7. bacterin preparation as claimed in claim 4, it is characterised in that the mass ratio of the DNA vaccination and the adjuvant is 1： 1-5。

8. a kind of method for preparing DNA vaccination described in Claims 2 or 3, it is characterised in that methods described includes：Structure is included The carrier for expression of eukaryon of DNA fragmentation described in claim 1.
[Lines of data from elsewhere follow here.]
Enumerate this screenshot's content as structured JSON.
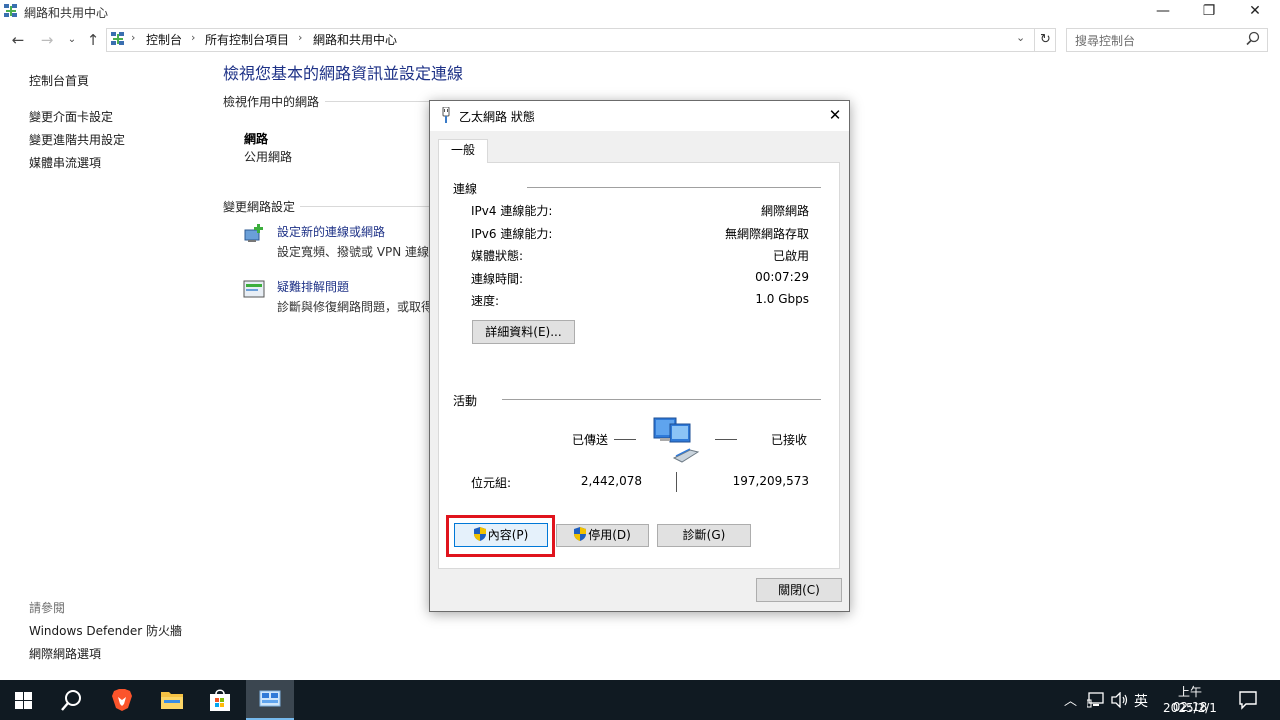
{
  "window": {
    "title": "網路和共用中心",
    "minimize_glyph": "—",
    "maximize_glyph": "❐",
    "close_glyph": "✕"
  },
  "address": {
    "crumbs": [
      "控制台",
      "所有控制台項目",
      "網路和共用中心"
    ],
    "separator": "›"
  },
  "search": {
    "placeholder": "搜尋控制台"
  },
  "leftnav": {
    "home": "控制台首頁",
    "links": [
      "變更介面卡設定",
      "變更進階共用設定",
      "媒體串流選項"
    ],
    "see_also_label": "請參閱",
    "see_also": [
      "Windows Defender 防火牆",
      "網際網路選項"
    ]
  },
  "main": {
    "title": "檢視您基本的網路資訊並設定連線",
    "active_networks_heading": "檢視作用中的網路",
    "network_name": "網路",
    "network_type": "公用網路",
    "change_settings_heading": "變更網路設定",
    "tasks": [
      {
        "link": "設定新的連線或網路",
        "desc": "設定寬頻、撥號或 VPN 連線"
      },
      {
        "link": "疑難排解問題",
        "desc": "診斷與修復網路問題，或取得"
      }
    ]
  },
  "dialog": {
    "title": "乙太網路 狀態",
    "tab": "一般",
    "connection_group": "連線",
    "rows": [
      {
        "key": "IPv4 連線能力:",
        "value": "網際網路"
      },
      {
        "key": "IPv6 連線能力:",
        "value": "無網際網路存取"
      },
      {
        "key": "媒體狀態:",
        "value": "已啟用"
      },
      {
        "key": "連線時間:",
        "value": "00:07:29"
      },
      {
        "key": "速度:",
        "value": "1.0 Gbps"
      }
    ],
    "details_button": "詳細資料(E)...",
    "activity_group": "活動",
    "sent_label": "已傳送",
    "received_label": "已接收",
    "bytes_label": "位元組:",
    "bytes_sent": "2,442,078",
    "bytes_received": "197,209,573",
    "properties_button": "內容(P)",
    "disable_button": "停用(D)",
    "diagnose_button": "診斷(G)",
    "close_button": "關閉(C)"
  },
  "taskbar": {
    "ime": "英",
    "time": "上午 02:18",
    "date": "2025/2/1"
  },
  "colors": {
    "link": "#1e3287",
    "highlight": "#e0141d",
    "taskbar": "#101a22"
  }
}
9. method as claimed in claim 8, it is characterised in that methods described specifically includes following steps：(1) by PCR side Method amplification obtains DNA fragmentation described in claim 1；(2) with EcoR I and BamH II difference enzyme action PCR amplification gained DNA fragmentation and PVAX1 carriers；(3) DNA fragmentation and pVAX1 carriers after enzyme action, transformed competence colibacillus cell are connected；(4) picking positive colony, leads to Cross double digestion and sequencing mode confirms to positive colony；(5) plasmid of positive colony is extracted.

10. a kind of method for preparing bacterin preparation described in any one of claim 4-7, it is characterised in that by the DNA vaccination with The adjuvant mixing.